I have and it's terrible.
But things are looking up.
And down at the same time.
I'm stressed all the time, even though I finish everything I need to do.
These past few weeks have been really hard emotionally for me. And I don't know if any of you know this but sometimes I cry for no reason at all. Really, NO reason. It's terrible.
Anyway, I was talking to one of my sisters tonight and I realized that my sisters love me. They do.
Not only because we share the AXO bond, but because we are all amazing people.
It made me realize that my sisters want me to succeed and are cheering me on through and through.
We had a lady from the Academic Resource Center come talk to us about studying and resources and tips to use. She gave us a good way to prioritize, which I've already used. During this presentation, when she was listing all the good study habits, I checked every one off of my "I do that" list, but somehow still manage to not do well.
I've taken 15 credits every semester since I came to college.
She made a point saying that sometimes our issue is that we simply have too much school on our plate. She said a lot of times it's better to have fewer classes, do better, and be here an extra semester rather than taking on too much and not doing well and finishing in the typical four years.
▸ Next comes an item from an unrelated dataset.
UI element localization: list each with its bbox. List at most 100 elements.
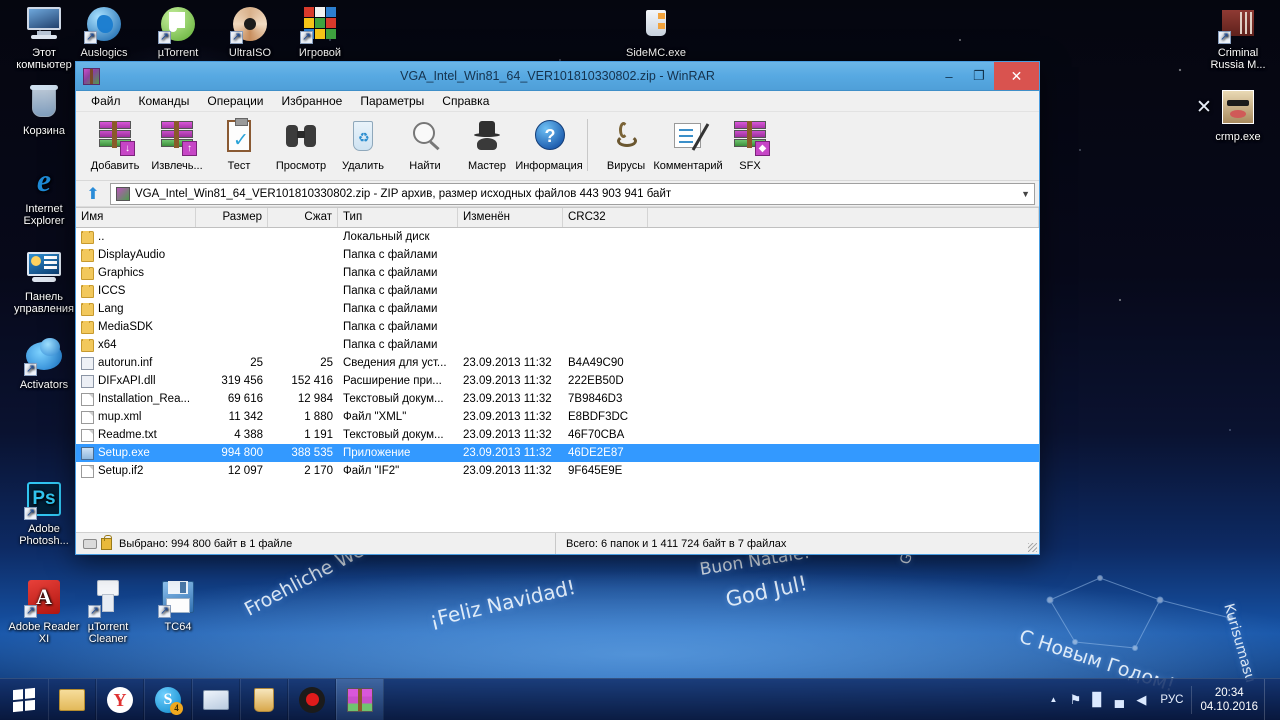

So I dropped one of my classes and it is already helping.
That puts me at 13 credits this semester. That puts me at 55 total after this semester, and you need 60 to be a junior, which I am supposed to be in the fall.
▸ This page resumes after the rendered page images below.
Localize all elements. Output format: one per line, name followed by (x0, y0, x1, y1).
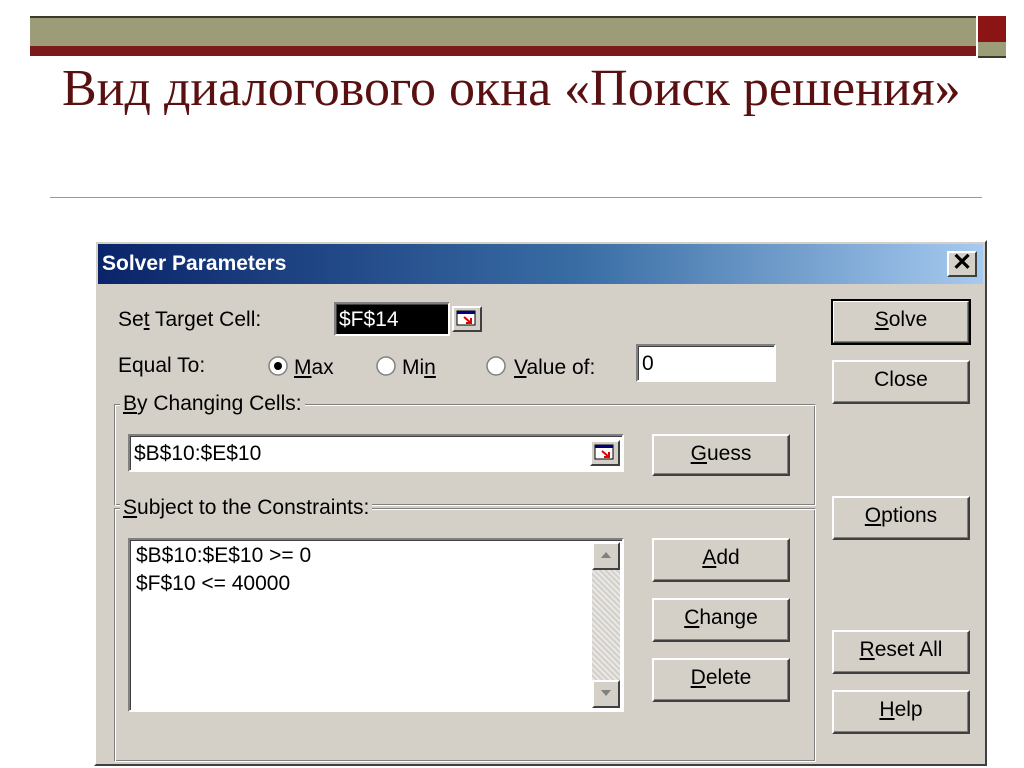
collapse-dialog-icon (456, 310, 476, 326)
arrow-up-icon (601, 552, 611, 558)
value-of-input[interactable]: 0 (636, 344, 776, 382)
constraints-label: Subject to the Constraints: (120, 496, 373, 520)
constraints-listbox[interactable]: $B$10:$E$10 >= 0 $F$10 <= 40000 (128, 538, 624, 712)
arrow-down-icon (601, 690, 611, 696)
list-item[interactable]: $B$10:$E$10 >= 0 (136, 544, 311, 568)
changing-cells-label: By Changing Cells: (120, 392, 305, 416)
radio-unselected-icon (376, 356, 396, 376)
scroll-up-button[interactable] (592, 542, 620, 570)
min-radio[interactable] (376, 356, 396, 376)
target-cell-label: Set Target Cell: (118, 308, 262, 331)
radio-unselected-icon (486, 356, 506, 376)
delete-button[interactable]: Delete (652, 658, 790, 702)
radio-selected-icon (268, 356, 288, 376)
slide-header-bar (30, 16, 976, 56)
max-radio[interactable] (268, 356, 288, 376)
solve-button[interactable]: Solve (831, 299, 971, 345)
title-divider (50, 197, 982, 198)
target-cell-collapse-button[interactable] (452, 306, 482, 332)
value-of-radio-label[interactable]: Value of: (514, 356, 595, 380)
slide-corner-accent-lower (978, 42, 1006, 58)
target-cell-input[interactable]: $F$14 (334, 302, 450, 336)
scroll-down-button[interactable] (592, 680, 620, 708)
changing-cells-collapse-button[interactable] (590, 440, 620, 466)
list-item[interactable]: $F$10 <= 40000 (136, 572, 290, 596)
solver-parameters-dialog: Solver Parameters ✕ Set Target Cell: $F$… (94, 240, 987, 766)
close-button[interactable]: Close (832, 360, 970, 404)
value-of-radio[interactable] (486, 356, 506, 376)
dialog-title: Solver Parameters (102, 252, 287, 275)
close-icon[interactable]: ✕ (947, 251, 977, 277)
slide-corner-accent (978, 16, 1006, 42)
add-button[interactable]: Add (652, 538, 790, 582)
collapse-dialog-icon (594, 444, 614, 460)
dialog-titlebar[interactable]: Solver Parameters ✕ (98, 244, 983, 284)
equal-to-label: Equal To: (118, 354, 206, 377)
min-radio-label[interactable]: Min (402, 356, 436, 380)
max-radio-label[interactable]: Max (294, 356, 334, 380)
help-button[interactable]: Help (832, 690, 970, 734)
changing-cells-input[interactable]: $B$10:$E$10 (128, 434, 624, 472)
change-button[interactable]: Change (652, 598, 790, 642)
options-button[interactable]: Options (832, 496, 970, 540)
guess-button[interactable]: Guess (652, 434, 790, 476)
constraints-scrollbar[interactable] (592, 542, 620, 708)
slide-title: Вид диалогового окна «Поиск решения» (62, 60, 961, 117)
reset-all-button[interactable]: Reset All (832, 630, 970, 674)
slide-header-stripe (30, 46, 976, 56)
I'm worried I won't get into my major and I'm worried for my future.
It's coming down to the line and I don't know what to do.
I want to live in Logan over the summer if I don't get the NetApp internship.
I need to take summer classes and to do that I need to be in Logan.
But there are no jobs in Logan, so that's an issue.
On a happy note, the internship is going well. They want me to do PR for them, so that should be fun!
On another stressful note, Lyre Fest is on Monday and I am FREAKING OUT.